Dünya Meteoroloji Örgütü’nün 2024 Ozon Bülteni, ozon tabakasının iyileşme sürecinde olduğunu ve ozon deliğinin son yıllara göre daha küçük ölçüldüğünü açıkladı.
Cilt kanseri riskini azaltan, göz sağlığını koruyan ve ekosistemler için yaşamsal öneme sahip ozon tabakası yeniden iyileşiyor. Dünya Meteoroloji Örgütü’nün (WMO) yayımladığı 2024 Ozon Bülteni’ne göre, geçen yıl ölçülen Antarktika ozon deliği, 2020-2023 arasındaki dönemden daha küçük gerçekleşti. Bu gelişme, uluslararası çevre anlaşmalarının ve bilimsel işbirliğinin gezegen sağlığı açısından somut bir başarıya dönüştüğünü gösteriyor.

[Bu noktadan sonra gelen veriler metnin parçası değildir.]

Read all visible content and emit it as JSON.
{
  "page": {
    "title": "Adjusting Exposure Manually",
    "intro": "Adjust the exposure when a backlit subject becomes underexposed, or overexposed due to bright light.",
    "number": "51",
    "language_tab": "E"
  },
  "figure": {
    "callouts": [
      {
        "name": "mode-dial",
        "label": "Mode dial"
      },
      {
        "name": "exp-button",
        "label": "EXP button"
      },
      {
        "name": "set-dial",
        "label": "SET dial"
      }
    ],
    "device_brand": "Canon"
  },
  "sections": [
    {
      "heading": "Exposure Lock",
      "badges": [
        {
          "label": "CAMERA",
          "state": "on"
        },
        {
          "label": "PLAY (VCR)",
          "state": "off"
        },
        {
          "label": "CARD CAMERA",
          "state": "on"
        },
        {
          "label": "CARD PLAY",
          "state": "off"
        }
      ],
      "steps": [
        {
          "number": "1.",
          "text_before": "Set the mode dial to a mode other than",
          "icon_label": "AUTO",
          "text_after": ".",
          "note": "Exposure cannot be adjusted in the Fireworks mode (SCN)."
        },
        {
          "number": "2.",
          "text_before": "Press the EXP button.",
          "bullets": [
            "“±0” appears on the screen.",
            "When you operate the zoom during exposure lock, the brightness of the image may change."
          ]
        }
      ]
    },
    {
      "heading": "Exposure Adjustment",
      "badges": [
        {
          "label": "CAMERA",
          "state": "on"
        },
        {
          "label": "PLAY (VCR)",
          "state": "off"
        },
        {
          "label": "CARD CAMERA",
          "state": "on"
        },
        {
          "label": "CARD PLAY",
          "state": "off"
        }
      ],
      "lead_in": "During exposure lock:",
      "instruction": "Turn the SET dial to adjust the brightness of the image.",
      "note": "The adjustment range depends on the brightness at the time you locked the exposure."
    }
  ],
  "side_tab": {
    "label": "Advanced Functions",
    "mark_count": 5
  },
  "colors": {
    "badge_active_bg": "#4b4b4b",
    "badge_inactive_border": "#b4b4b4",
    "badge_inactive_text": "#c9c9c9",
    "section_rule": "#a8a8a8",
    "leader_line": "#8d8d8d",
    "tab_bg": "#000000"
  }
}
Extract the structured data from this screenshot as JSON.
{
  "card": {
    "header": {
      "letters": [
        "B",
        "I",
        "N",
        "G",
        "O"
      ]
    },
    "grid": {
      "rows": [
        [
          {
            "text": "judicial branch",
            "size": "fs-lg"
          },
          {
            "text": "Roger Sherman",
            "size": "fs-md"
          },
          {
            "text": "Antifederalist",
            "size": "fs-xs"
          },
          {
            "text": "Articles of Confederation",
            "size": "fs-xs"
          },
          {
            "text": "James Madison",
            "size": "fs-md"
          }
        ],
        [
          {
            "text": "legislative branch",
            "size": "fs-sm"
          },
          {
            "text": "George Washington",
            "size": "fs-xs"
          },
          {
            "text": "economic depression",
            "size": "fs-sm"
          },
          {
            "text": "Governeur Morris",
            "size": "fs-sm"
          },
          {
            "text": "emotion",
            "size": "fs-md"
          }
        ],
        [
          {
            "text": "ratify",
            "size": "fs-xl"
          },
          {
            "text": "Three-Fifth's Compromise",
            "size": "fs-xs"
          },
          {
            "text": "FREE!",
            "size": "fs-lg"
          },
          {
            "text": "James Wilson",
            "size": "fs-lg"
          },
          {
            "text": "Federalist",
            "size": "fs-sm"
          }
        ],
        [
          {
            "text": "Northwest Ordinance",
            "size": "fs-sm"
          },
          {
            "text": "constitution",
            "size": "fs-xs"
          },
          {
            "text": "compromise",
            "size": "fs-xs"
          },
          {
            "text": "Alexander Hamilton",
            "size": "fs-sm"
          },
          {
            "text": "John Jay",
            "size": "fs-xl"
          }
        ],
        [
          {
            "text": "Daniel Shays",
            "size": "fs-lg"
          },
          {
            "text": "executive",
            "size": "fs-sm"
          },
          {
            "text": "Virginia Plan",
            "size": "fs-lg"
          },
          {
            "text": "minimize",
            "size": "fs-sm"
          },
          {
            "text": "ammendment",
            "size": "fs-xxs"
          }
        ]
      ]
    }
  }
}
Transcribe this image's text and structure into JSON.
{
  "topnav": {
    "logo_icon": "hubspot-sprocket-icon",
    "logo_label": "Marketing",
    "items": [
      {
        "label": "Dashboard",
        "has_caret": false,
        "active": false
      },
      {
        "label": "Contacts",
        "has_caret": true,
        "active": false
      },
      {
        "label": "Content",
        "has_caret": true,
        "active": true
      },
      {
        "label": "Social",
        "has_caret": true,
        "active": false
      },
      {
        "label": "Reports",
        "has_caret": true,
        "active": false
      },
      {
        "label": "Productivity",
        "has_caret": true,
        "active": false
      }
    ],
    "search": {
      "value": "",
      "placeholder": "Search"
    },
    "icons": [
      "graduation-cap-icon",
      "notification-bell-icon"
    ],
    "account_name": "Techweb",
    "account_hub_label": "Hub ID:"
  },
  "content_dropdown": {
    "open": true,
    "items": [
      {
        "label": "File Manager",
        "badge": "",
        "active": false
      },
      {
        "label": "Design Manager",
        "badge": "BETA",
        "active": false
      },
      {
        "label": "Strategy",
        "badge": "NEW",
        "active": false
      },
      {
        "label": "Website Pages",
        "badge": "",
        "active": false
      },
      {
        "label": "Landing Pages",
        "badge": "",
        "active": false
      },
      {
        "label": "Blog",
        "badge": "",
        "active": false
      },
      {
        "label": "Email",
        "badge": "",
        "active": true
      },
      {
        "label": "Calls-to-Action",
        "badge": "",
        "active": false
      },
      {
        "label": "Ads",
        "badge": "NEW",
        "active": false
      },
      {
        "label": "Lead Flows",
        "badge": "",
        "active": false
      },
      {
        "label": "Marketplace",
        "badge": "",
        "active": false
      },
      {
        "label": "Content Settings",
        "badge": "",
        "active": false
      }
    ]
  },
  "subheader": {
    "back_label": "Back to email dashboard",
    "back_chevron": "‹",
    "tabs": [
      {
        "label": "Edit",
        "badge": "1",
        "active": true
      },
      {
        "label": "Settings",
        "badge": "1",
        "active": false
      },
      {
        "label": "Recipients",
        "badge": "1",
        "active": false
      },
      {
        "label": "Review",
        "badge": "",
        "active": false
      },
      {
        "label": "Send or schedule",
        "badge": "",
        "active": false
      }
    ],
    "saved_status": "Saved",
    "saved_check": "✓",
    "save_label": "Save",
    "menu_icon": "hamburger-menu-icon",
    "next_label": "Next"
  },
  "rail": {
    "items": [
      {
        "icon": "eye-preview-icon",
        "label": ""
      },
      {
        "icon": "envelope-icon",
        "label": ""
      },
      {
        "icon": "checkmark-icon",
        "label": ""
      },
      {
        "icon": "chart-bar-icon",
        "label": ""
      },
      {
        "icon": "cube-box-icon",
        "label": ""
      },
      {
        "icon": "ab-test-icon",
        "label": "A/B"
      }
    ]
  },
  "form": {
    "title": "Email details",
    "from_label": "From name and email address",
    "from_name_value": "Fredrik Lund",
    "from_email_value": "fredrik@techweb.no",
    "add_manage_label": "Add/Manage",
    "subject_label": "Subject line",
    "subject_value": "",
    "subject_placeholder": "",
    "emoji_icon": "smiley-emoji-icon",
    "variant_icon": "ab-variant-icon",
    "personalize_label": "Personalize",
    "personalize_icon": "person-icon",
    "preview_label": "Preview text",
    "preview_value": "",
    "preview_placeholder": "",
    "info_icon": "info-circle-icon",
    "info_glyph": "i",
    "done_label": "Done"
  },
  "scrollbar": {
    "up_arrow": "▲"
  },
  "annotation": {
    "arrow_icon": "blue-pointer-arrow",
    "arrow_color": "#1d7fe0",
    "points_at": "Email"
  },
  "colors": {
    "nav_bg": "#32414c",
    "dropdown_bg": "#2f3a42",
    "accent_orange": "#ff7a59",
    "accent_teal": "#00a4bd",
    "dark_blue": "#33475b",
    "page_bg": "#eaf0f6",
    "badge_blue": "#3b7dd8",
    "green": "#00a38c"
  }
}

2024 yılında ozon deliği neden küçüldü?
WMO verilerine göre 2024’te Antarktika üzerinde oluşan ozon deliği, 29 Eylül’de 46,1 milyon ton maksimum ozon kütle açığı ile zirveye ulaştı. Bu değer, 1990-2020 ortalamasının altında kaldı. Ozon tabakasındaki kayıpların başlaması önceki yıllara göre daha geç oldu. Ardından hızlı bir toparlanma süreci izlendi. Bilim insanları bu durumu, ozon tabakasının kalıcı iyileşmesinin ilk işaretlerinden biri olarak değerlendiriyor.
Viyana Sözleşmesi ve Montreal Protokolü’nün etkisi
Ozon tabakasındaki olumlu eğilim, 1985’te imzalanan Viyana Sözleşmesi ve 1987’de yürürlüğe giren Montreal Protokolü sayesinde mümkün oldu. Bu uluslararası anlaşmalar, ozon tabakasını incelten kloroflorokarbonlar (CFC’ler) gibi kimyasalların üretimini ve kullanımını %99 oranında sona erdirdi. Protokol, soğutma sistemlerinden yangın söndürme köpüklerine kadar birçok alanda kullanılan zararlı maddeleri aşamalı olarak devre dışı bırakarak insan ve çevre sağlığı için kritik bir başarı sağladı.
Ozon tabakası ne zaman eski seviyesine dönecek?
WMO ve Birleşmiş Milletler Çevre Programı tarafından yürütülen bilimsel değerlendirmelere göre, mevcut politikalar devam ederse ozon tabakasının 1980’lerdeki seviyelerine kademeli olarak geri dönmesi bekleniyor. Tahminler şu şekilde: Antarktika’da 2066, Arktik bölgesinde 2045 ve dünyanın geri kalanında 2040 yılına kadar tam iyileşme gerçekleşebilir. Bu uzun vadeli süreç, ozon tabakası koruma çalışmalarının sürdürülebilirliğine bağlı.
Bilim insanları ayrıca, bir sonraki değerlendirme raporunun 2026’da yayımlanacağını ve ozon tabakasının durumuna ilişkin daha güncel veriler sunacağını belirtiyor. Bu rapor, gelecekteki atmosferik gözlem politikaları için yol gösterici olacak.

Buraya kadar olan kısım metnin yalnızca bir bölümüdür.